Les femmes, les voitures, les dollars pleins les poches tout cela ne remplacera jamais l'impression de liberté et d'absence de contraintes, ils n'étaient responsable que d'eux-mêmes à présent ce sont des milliers de gens qui dépendent d'eux.

- « salut vieux. »

- « AH LARGO, tu veux ma mort ou quoi ? »

- « désolé. » Largo tentait d'avoir l'air désolé mais échoua piteusement, la tête de Simon était trop risible, n'en pouvant plus il éclata de rire.

- « rigole, ça te va bien, c'est pas toi qui as frôlé la crise cardiaque. Que puis je pour toi vieux frère ? »

- « je voulais profiter d'un moment avec toi c'est tout.»

- « installe toi pendant que je me change.»

- « Simon, c'était qui la fille ? »

- « quelle fille ? Ah tu veux parler de Joy. »

- « Joy, la Joy qui connaît mon père et la petite amie de Kerenski.»

- « eh oh tu planes la….

- « il faut que je lui parle. Je dois savoir ce qu'elle sait. »

- « attends un instant…. Je dois te parler d'abord….. (Il pousse son ami vers le fauteuil qu'il vient a peine de quitter.) Écoute voilà ce que je sais sur elle, après l'affaire du tueur, je me suis renseignée sur elle, Joy Arden bientôt 26 ans, ex agent de la CIA et ancien membre du service espionnage du groupe W, elle était l'homme de confiance du conseil, et surtout avec Sullivan la personne la plus proche de Nério. Dans la tour ils l'appellent l'ombre ou l'âme damnée. Certains avancent même qu'elle était bien plus pour Nério.»

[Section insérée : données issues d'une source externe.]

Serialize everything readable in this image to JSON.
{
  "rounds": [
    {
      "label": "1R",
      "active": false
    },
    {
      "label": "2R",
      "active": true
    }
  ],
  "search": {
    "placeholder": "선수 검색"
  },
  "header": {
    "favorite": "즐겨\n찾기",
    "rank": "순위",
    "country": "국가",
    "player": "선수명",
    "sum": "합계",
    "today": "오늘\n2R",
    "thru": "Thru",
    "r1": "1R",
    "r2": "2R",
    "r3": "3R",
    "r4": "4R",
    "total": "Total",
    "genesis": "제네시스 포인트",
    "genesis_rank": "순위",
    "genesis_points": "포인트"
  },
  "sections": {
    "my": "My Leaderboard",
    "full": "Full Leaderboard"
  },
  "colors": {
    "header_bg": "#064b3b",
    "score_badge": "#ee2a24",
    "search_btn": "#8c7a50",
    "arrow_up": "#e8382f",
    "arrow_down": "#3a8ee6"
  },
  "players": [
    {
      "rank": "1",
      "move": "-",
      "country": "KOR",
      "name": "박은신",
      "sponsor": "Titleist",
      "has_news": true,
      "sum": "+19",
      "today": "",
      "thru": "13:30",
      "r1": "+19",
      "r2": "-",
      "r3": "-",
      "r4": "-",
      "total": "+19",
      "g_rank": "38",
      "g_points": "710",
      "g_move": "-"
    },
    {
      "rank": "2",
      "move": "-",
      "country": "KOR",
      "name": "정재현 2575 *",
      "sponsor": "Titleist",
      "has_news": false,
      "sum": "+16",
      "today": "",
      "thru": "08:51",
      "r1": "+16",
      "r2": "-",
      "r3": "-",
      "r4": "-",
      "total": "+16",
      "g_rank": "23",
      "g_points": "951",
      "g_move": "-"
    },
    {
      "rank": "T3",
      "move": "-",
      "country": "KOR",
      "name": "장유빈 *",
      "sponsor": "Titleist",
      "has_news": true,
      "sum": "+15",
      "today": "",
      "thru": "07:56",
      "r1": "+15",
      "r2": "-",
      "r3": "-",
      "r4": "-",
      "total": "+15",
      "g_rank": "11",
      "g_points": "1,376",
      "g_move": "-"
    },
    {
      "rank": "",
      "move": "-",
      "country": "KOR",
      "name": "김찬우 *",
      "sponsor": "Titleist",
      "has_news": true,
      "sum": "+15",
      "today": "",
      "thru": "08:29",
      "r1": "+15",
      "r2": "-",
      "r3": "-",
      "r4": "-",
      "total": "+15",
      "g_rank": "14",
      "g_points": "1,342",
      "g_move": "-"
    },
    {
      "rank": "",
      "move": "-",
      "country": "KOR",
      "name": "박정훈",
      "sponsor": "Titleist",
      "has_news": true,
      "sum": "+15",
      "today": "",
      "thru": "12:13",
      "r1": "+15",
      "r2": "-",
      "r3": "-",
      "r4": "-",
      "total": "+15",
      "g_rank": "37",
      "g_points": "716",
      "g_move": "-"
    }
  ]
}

Le silence plana un moment dans la pièce, en entendant le surnom de Joy il se demanda pendant un court instant s'il était prêt a entendre et encaisser ce qu'il allait apprendre.

- « je veux savoir.»

Après avoir fait quelques pas dans le couloir, les deux hommes s'arrêtèrent devant une porte, après un bref instant d'hésitation Largo frappa à la porte. Quelques instants plus tard, la porte s'ouvrit pour laisser apparaître un Kerenski torse nu.

- « on dérange peut être. »

En disant cela Simon un sourire goguenard errait sur les lèvres de Simon.

- « ravale ta langue Simon tu baves sur le plancher. »

- « Joy est là ? Largo….

- « je sais pourquoi il est venu mais cela ne veut pas dire qu'elle vous parlera. »

- « tu savais et tu ne m'as rien dit. »

- « que voulais tu que je te dise, tu es un idéaliste Largo un enfant, pour toi c'est blanc ou noir, il n'y a pas de demi-teinte. »

La porte de la salle de bain s'ouvrit pour laisser passer Joy habillée d'un fourreau écarlate et portant pour unique bijou une longue chaîne en or tressé et au bout de laquelle brillait un gros diamant.

Simon ne put retenir un long sifflement admiratif, plus homme du monde Kerenski porta la main de Joy à sa bouche avant de la retourner et de lui embrasser le poignet. Largo gardait le silence.

- « c'était vous, il y a deux ans, c'est vous qui avait empêché Berdych de me tuer. »

Cela ne ressemblait pas à une question mais à une constatation.

- « oui c'est moi.»

Un autre silence s'installa dans la pièce. Plein de questions se bousculaient dans la tête de Largo et il ne savait pas par où commencer.

- « plus tard, nous avons tout le temps. Allons rejoindre les autres la réception ne tardera pas à commencer. »

- « une question qui est réellement mon père ? »

- « qui était réellement votre père ? Nério est mort il y a de cela deux ans, de cela vous pouvez être sûr. »

- « il est vivant, je l'ai vu, il m'a parlé. »

- « impossible, il est mort les tests ADN sont formels, c'est lui qui se trouve dans ce cercueil à New York. »

- « et qui me dit que vous ne mentez pas que vous ne faites pas partie de la commission. »

- « croyez ce que vous voulez libre à vous. Excusez moi mais on m'attend.»